Melton L J, Khosla S, Achenbach S J, O'Connor M K, O'Fallon W M, Riggs B L
Department of Health Sciences Research, Mayo Clinic and Mayo Foundation, Rochester, Minnesota 55905, USA.
Osteoporos Int. 2000;11(11):977-83. doi: 10.1007/s001980070037.
There is growing awareness that therapeutic decision-making may be confounded by discrepancies in the prevalence of osteoporosis by World Health Organization criteria when bone density is measured at different skeletal sites. To explore this issue, we measured bone density at a variety of skeletal sites in a population-based sample of 348 men (age 22-90 years) and 351 women (age 21-93 years). Men had greater areal bone mineral density (BMD, g/cm2) than women at almost every subregion on total body, anteroposterior (AP) and lateral lumbar spine, proximal femur and forearm scans by dual-energy X-ray absorptiometry.

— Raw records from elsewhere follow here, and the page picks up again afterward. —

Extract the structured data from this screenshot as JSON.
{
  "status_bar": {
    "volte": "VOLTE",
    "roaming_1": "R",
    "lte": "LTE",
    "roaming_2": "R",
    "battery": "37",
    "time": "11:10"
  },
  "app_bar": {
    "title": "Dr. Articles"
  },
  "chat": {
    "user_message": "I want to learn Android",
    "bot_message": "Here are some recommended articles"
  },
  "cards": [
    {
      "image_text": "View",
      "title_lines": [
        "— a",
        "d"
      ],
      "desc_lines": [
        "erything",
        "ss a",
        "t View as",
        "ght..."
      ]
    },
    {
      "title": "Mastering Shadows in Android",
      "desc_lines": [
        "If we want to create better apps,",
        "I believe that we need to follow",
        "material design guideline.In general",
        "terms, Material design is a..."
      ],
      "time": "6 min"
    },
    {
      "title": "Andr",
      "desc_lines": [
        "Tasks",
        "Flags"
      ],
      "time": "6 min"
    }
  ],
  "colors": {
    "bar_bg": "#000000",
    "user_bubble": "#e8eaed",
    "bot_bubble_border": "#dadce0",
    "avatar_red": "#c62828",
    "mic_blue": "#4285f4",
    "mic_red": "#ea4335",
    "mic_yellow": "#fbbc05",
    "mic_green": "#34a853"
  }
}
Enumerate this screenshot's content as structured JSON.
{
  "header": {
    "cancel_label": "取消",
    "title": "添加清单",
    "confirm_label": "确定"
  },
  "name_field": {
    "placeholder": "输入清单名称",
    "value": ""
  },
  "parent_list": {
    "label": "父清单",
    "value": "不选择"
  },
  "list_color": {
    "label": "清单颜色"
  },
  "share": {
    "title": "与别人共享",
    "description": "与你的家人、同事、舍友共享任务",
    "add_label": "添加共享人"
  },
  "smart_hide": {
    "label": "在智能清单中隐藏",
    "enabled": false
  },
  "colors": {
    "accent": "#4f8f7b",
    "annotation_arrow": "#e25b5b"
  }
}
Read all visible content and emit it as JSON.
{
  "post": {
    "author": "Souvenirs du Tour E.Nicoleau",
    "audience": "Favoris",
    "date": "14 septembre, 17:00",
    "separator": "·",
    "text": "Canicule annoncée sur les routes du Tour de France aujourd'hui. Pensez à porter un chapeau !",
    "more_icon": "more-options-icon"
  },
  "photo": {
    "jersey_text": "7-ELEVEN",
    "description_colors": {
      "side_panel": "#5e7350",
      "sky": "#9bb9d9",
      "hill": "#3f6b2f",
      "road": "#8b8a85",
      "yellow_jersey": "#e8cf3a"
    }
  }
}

However, adjustment for height or, where possible, calculation of bone mineral apparent density (BMAD, g/cm3) reduced or eliminated these differences. In addition, three different patterns of change in bone density over life were observed at the various skeletal sites as judged from cross-sectional data: no apparent age-related bone loss (e.g., AP spine BMD in men); linear bone loss over life in both sexes beginning in young adulthood (e.g., femoral neck BMD); and bone loss beginning around the time of menopause or a comparable age in men (e.g., midradius BMD). The various adjustments for bone size and the different patterns of age-related change in bone density had profound effects on the estimated prevalence of osteoporosis by World Health Organization criteria, which ranged from 2% to 45% among postmenopausal women and from 0 to 36% among men 50 years of age and older depending upon the skeletal parameter that was assessed. These observations emphasize the difficulties involved in attempts to standardize BMD scores and definitions of osteoporosis for clinical use.
人们越来越意识到,当在不同骨骼部位测量骨密度时,按照世界卫生组织标准,骨质疏松症患病率的差异可能会干扰治疗决策。为了探究这个问题,我们在一个基于人群的样本中测量了各种骨骼部位的骨密度,该样本包括348名男性(年龄22 - 90岁)和351名女性(年龄21 - 93岁)。通过双能X线吸收法测量,男性在全身几乎每个子区域、腰椎前后位(AP)和侧位、股骨近端和前臂扫描中的骨面积密度(BMD,g/cm²)均高于女性。然而,对身高进行调整,或者在可能的情况下计算骨矿物质表观密度(BMAD,g/cm³),会减少或消除这些差异。此外,根据横断面数据判断,在各个骨骼部位观察到了三种不同的一生中骨密度变化模式:无明显的与年龄相关的骨质流失(例如男性的AP脊柱BMD);两性在成年早期开始出现一生中的线性骨质流失(例如股骨颈BMD);以及在绝经时或男性相当年龄左右开始的骨质流失(例如桡骨中段BMD)。对骨大小的各种调整以及与年龄相关的骨密度变化的不同模式,对按照世界卫生组织标准估计的骨质疏松症患病率有深远影响,绝经后女性中的患病率从2%到45%不等,50岁及以上男性中的患病率从0到36%不等,这取决于所评估的骨骼参数。这些观察结果强调了在试图将BMD评分和骨质疏松症定义标准化以供临床使用时所涉及的困难。